Sex abuse of children in care ‘widespread’ as councils accused of failures
Sexual abuse of children in council care in Nottinghamshire was widespread for decades and repeated failures to learn from mistakes exposed more young people to harm, a report has concluded.
Some 350 people alleged they were abused while in residential or foster care in the county from the 1960s onwards, but the Independent Inquiry into Child Sexual Abuse (IICSA) said the true scale is likely to be higher.
The panel, presenting its report on Wednesday following 15 days of evidence at public hearings in October, said it was the largest number of specific allegations of sexual abuse in a single investigation that the inquiry has considered to date.
Widespread abuse including repeated rapes, sexual assaults and voyeurism took place during the 1970s, 1980s and 1990s in many of Nottinghamshire County Council’s and Nottingham City Council’s homes as well as in foster care, the report concluded.
As well as this, “harmful sexual behaviour” also occurred between children in both settings, it said.
In a damning assessment of the councils’ failures, the report said: “For more than five decades, the councils failed in their statutory duty to protect children in their care from sexual abuse.
“These were children who were being looked after away from their family homes because of adverse childhood experiences and their own pre‑existing vulnerabilities.
“They needed to be nurtured, cared for and protected by adults they could trust. Instead, the councils exposed them to the risk, and reality, of sexual abuse perpetrated primarily by predatory residential staff and foster carers.”
Between the late 1970s and 2019, the report said 16 residential staff were convicted of sexual abuse of children in residential care. Ten foster carers were convicted of sexual abuse of their foster children.
The panel said it was also aware of 12 convictions relating to the harmful sexual behaviour of children against other children in care.
The inquiry heard about the notorious Beechwood Care Home, of which both male and female former residents described being routinely sexually abused by members of staff and being too afraid to report it.
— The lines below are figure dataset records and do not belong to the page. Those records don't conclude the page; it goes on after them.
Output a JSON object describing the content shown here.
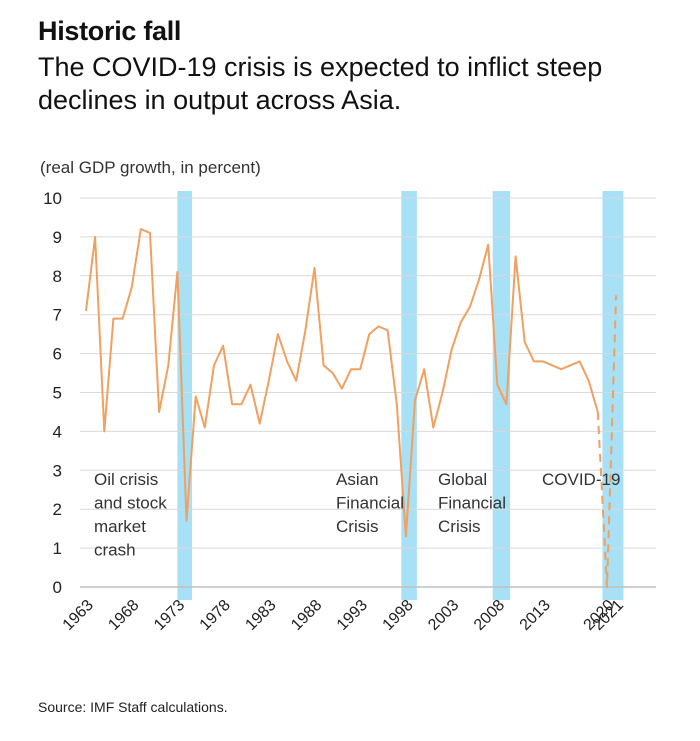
{
  "header": {
    "title": "Historic fall",
    "subtitle": "The COVID-19 crisis is expected to inflict steep declines in output across Asia."
  },
  "footer": {
    "source": "Source: IMF Staff calculations."
  },
  "colors": {
    "line": "#f0a060",
    "band": "#a8e0f5",
    "grid": "#d9d9d9",
    "axis": "#bfbfbf"
  },
  "chart_data": {
    "type": "line",
    "title": "Historic fall",
    "ylabel": "(real GDP growth, in percent)",
    "xlabel": "",
    "ylim": [
      0,
      10
    ],
    "yticks": [
      0,
      1,
      2,
      3,
      4,
      5,
      6,
      7,
      8,
      9,
      10
    ],
    "xticks": [
      "1963",
      "1968",
      "1973",
      "1978",
      "1983",
      "1988",
      "1993",
      "1998",
      "2003",
      "2008",
      "2013",
      "2020",
      "2021"
    ],
    "grid": "horizontal",
    "series": [
      {
        "style": "solid",
        "x": [
          1963,
          1964,
          1965,
          1966,
          1967,
          1968,
          1969,
          1970,
          1971,
          1972,
          1973,
          1974,
          1975,
          1976,
          1977,
          1978,
          1979,
          1980,
          1981,
          1982,
          1983,
          1984,
          1985,
          1986,
          1987,
          1988,
          1989,
          1990,
          1991,
          1992,
          1993,
          1994,
          1995,
          1996,
          1997,
          1998,
          1999,
          2000,
          2001,
          2002,
          2003,
          2004,
          2005,
          2006,
          2007,
          2008,
          2009,
          2010,
          2011,
          2012,
          2013,
          2014,
          2015,
          2016,
          2017,
          2018,
          2019
        ],
        "y": [
          7.1,
          9.0,
          4.0,
          6.9,
          6.9,
          7.7,
          9.2,
          9.1,
          4.5,
          5.7,
          8.1,
          1.7,
          4.9,
          4.1,
          5.7,
          6.2,
          4.7,
          4.7,
          5.2,
          4.2,
          5.3,
          6.5,
          5.8,
          5.3,
          6.6,
          8.2,
          5.7,
          5.5,
          5.1,
          5.6,
          5.6,
          6.5,
          6.7,
          6.6,
          4.7,
          1.3,
          4.8,
          5.6,
          4.1,
          5.0,
          6.1,
          6.8,
          7.2,
          7.9,
          8.8,
          5.2,
          4.7,
          8.5,
          6.3,
          5.8,
          5.8,
          5.7,
          5.6,
          5.7,
          5.8,
          5.3,
          4.5
        ]
      },
      {
        "style": "dashed",
        "x": [
          2019,
          2020,
          2021
        ],
        "y": [
          4.5,
          0.0,
          7.5
        ]
      }
    ],
    "shaded_periods": [
      {
        "start": 1973.0,
        "end": 1974.6
      },
      {
        "start": 1997.5,
        "end": 1999.2
      },
      {
        "start": 2007.5,
        "end": 2009.4
      },
      {
        "start": 2019.5,
        "end": 2021.8
      }
    ],
    "annotations": [
      {
        "lines": [
          "Oil crisis",
          "and stock",
          "market",
          "crash"
        ]
      },
      {
        "lines": [
          "Asian",
          "Financial",
          "Crisis"
        ]
      },
      {
        "lines": [
          "Global",
          "Financial",
          "Crisis"
        ]
      },
      {
        "lines": [
          "COVID-19"
        ]
      }
    ]
  }
}
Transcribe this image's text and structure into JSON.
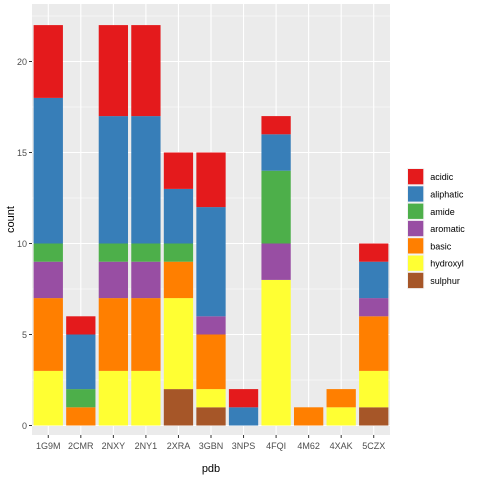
{
  "chart_data": {
    "type": "bar",
    "stacked": true,
    "xlabel": "pdb",
    "ylabel": "count",
    "ylim": [
      0,
      22.5
    ],
    "yticks": [
      0,
      5,
      10,
      15,
      20
    ],
    "grid": true,
    "legend_position": "right",
    "categories": [
      "1G9M",
      "2CMR",
      "2NXY",
      "2NY1",
      "2XRA",
      "3GBN",
      "3NPS",
      "4FQI",
      "4M62",
      "4XAK",
      "5CZX"
    ],
    "series": [
      {
        "name": "sulphur",
        "color": "#A65628",
        "values": [
          0,
          0,
          0,
          0,
          2,
          1,
          0,
          0,
          0,
          0,
          1
        ]
      },
      {
        "name": "hydroxyl",
        "color": "#FFFF33",
        "values": [
          3,
          0,
          3,
          3,
          5,
          1,
          0,
          8,
          0,
          1,
          2
        ]
      },
      {
        "name": "basic",
        "color": "#FF7F00",
        "values": [
          4,
          1,
          4,
          4,
          2,
          3,
          0,
          0,
          1,
          1,
          3
        ]
      },
      {
        "name": "aromatic",
        "color": "#984EA3",
        "values": [
          2,
          0,
          2,
          2,
          0,
          1,
          0,
          2,
          0,
          0,
          1
        ]
      },
      {
        "name": "amide",
        "color": "#4DAF4A",
        "values": [
          1,
          1,
          1,
          1,
          1,
          0,
          0,
          4,
          0,
          0,
          0
        ]
      },
      {
        "name": "aliphatic",
        "color": "#377EB8",
        "values": [
          8,
          3,
          7,
          7,
          3,
          6,
          1,
          2,
          0,
          0,
          2
        ]
      },
      {
        "name": "acidic",
        "color": "#E41A1C",
        "values": [
          4,
          1,
          5,
          5,
          2,
          3,
          1,
          1,
          0,
          0,
          1
        ]
      }
    ],
    "legend_order": [
      "acidic",
      "aliphatic",
      "amide",
      "aromatic",
      "basic",
      "hydroxyl",
      "sulphur"
    ]
  }
}
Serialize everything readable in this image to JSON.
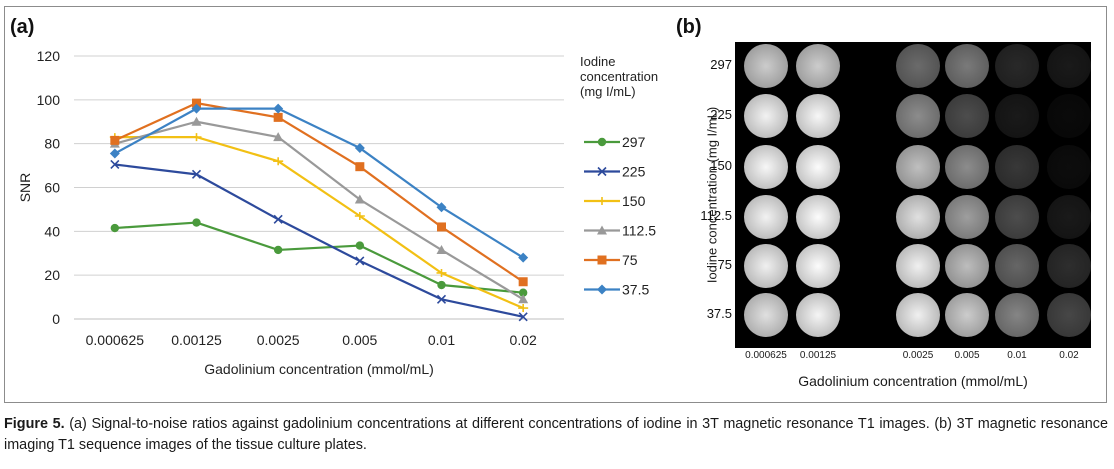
{
  "panel_a": {
    "label": "(a)",
    "chart_data": {
      "type": "line",
      "categories": [
        "0.000625",
        "0.00125",
        "0.0025",
        "0.005",
        "0.01",
        "0.02"
      ],
      "xlabel": "Gadolinium concentration (mmol/mL)",
      "ylabel": "SNR",
      "ylim": [
        0,
        120
      ],
      "yticks": [
        0,
        20,
        40,
        60,
        80,
        100,
        120
      ],
      "grid": "horizontal",
      "legend_title": "Iodine concentration (mg I/mL)",
      "legend_placement": "right",
      "series": [
        {
          "name": "297",
          "color": "#4a9a3c",
          "marker": "circle",
          "values": [
            41.5,
            44,
            31.5,
            33.5,
            15.5,
            12
          ]
        },
        {
          "name": "225",
          "color": "#2d4a9c",
          "marker": "x",
          "values": [
            70.5,
            66,
            45.5,
            26.5,
            9,
            1
          ]
        },
        {
          "name": "150",
          "color": "#f2c014",
          "marker": "dash",
          "values": [
            83,
            83,
            72,
            47,
            21,
            5
          ]
        },
        {
          "name": "112.5",
          "color": "#999999",
          "marker": "triangle",
          "values": [
            80,
            90,
            83,
            54.5,
            31.5,
            9
          ]
        },
        {
          "name": "75",
          "color": "#e07020",
          "marker": "square",
          "values": [
            81.5,
            98.5,
            92,
            69.5,
            42,
            17
          ]
        },
        {
          "name": "37.5",
          "color": "#3c82c4",
          "marker": "diamond",
          "values": [
            75.5,
            96,
            96,
            78,
            51,
            28
          ]
        }
      ]
    }
  },
  "panel_b": {
    "label": "(b)",
    "ylabel": "Iodine concentration (mg I/mL)",
    "xlabel": "Gadolinium concentration (mmol/mL)",
    "row_labels": [
      "297",
      "225",
      "150",
      "112.5",
      "75",
      "37.5"
    ],
    "col_labels": [
      "0.000625",
      "0.00125",
      "0.0025",
      "0.005",
      "0.01",
      "0.02"
    ],
    "intensities": [
      [
        0.8,
        0.8,
        0.42,
        0.48,
        0.16,
        0.1
      ],
      [
        0.95,
        0.97,
        0.55,
        0.3,
        0.1,
        0.04
      ],
      [
        0.97,
        0.99,
        0.75,
        0.55,
        0.22,
        0.05
      ],
      [
        0.95,
        0.99,
        0.88,
        0.62,
        0.3,
        0.1
      ],
      [
        0.94,
        0.99,
        0.94,
        0.74,
        0.4,
        0.18
      ],
      [
        0.88,
        0.96,
        0.94,
        0.8,
        0.52,
        0.28
      ]
    ]
  },
  "caption": {
    "label": "Figure 5.",
    "text": " (a) Signal-to-noise ratios against gadolinium concentrations at different concentrations of iodine in 3T magnetic resonance T1 images. (b) 3T magnetic resonance imaging T1 sequence images of the tissue culture plates."
  }
}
The report said abuse also took place in a number of other children’s residential units, including Hazelwood, Skegby Hall, Edwinstowe, Sandown Road, Wollaton House, Hillcrest, Risley Hall, Greencroft, Beckhampton Road, Woodnook, Amberdale and Three Roofs.
The panel also criticised a comment by a city council leader, who it quoted as saying last year “we will apologise when there is something to apologise for”, as being “crass” and having caused “avoidable upset”.
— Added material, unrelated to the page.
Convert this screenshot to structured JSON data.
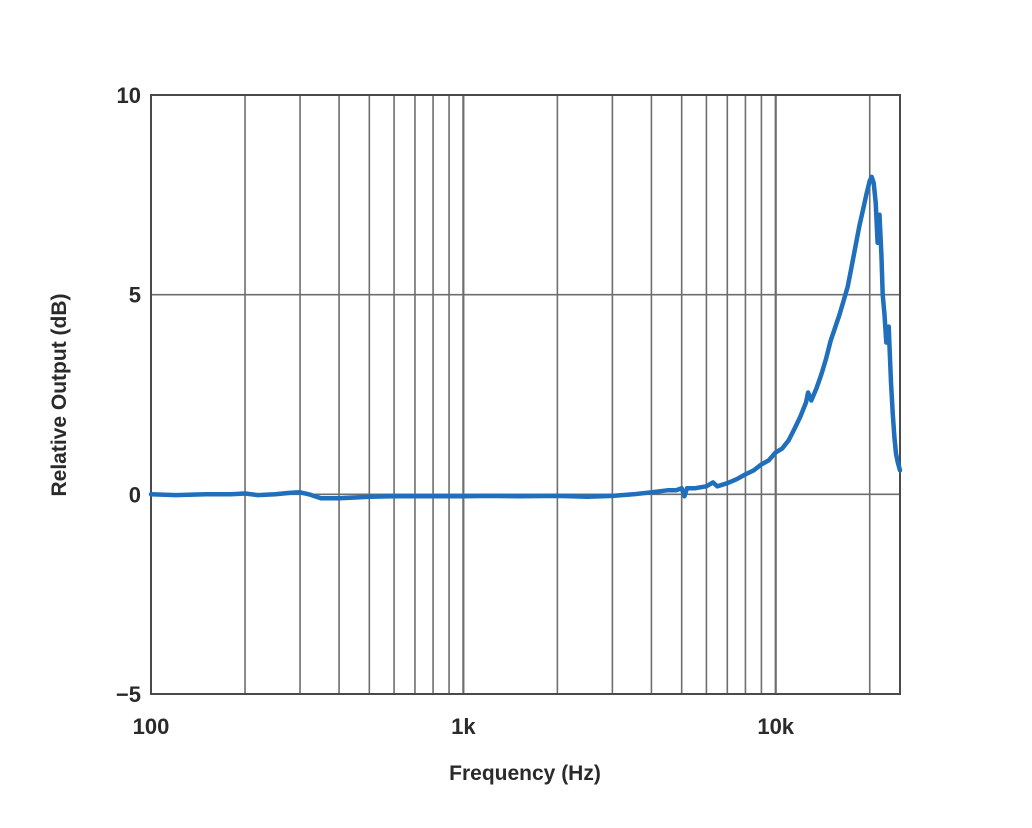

It said the provision and consistency of support and counselling for victims “remains an issue”.
The report recommends both councils should “assess the potential risks posed by current and former foster carers directly provided by the council in relation to the sexual abuse of children”.
In a second recommendation, it said the city council and its child protection partners “should commission an independent, external evaluation of their practice concerning harmful sexual behaviour, including responses, prevention, assessment, intervention and workforce development”.
Criticism was also levelled at Nottinghamshire Police, which the inquiry panel said had not properly resourced its initial investigation into allegations of non-recent abuse of children in care, nor treated the allegations with “sufficient seriousness”.
It said that despite increased confidence in the police investigations after a number of prosecutions, “only now have Nottinghamshire Police begun to address weaknesses in its approach to child protection”.
Inquiry chairwoman Professor Alexis Jay said: “For decades, children who were in the care of the Nottinghamshire councils suffered appalling sexual and physical abuse, inflicted by those who should have nurtured and protected them.
“Those responsible for overseeing the care of children failed to question the extent of sexual abuse or what action was being taken. Despite decades of evidence and many reviews showing what needed to change, neither of the councils learnt from their mistakes, meaning that more children suffered unnecessarily.
“We hope this report and recommendations can help ensure it never happens again.”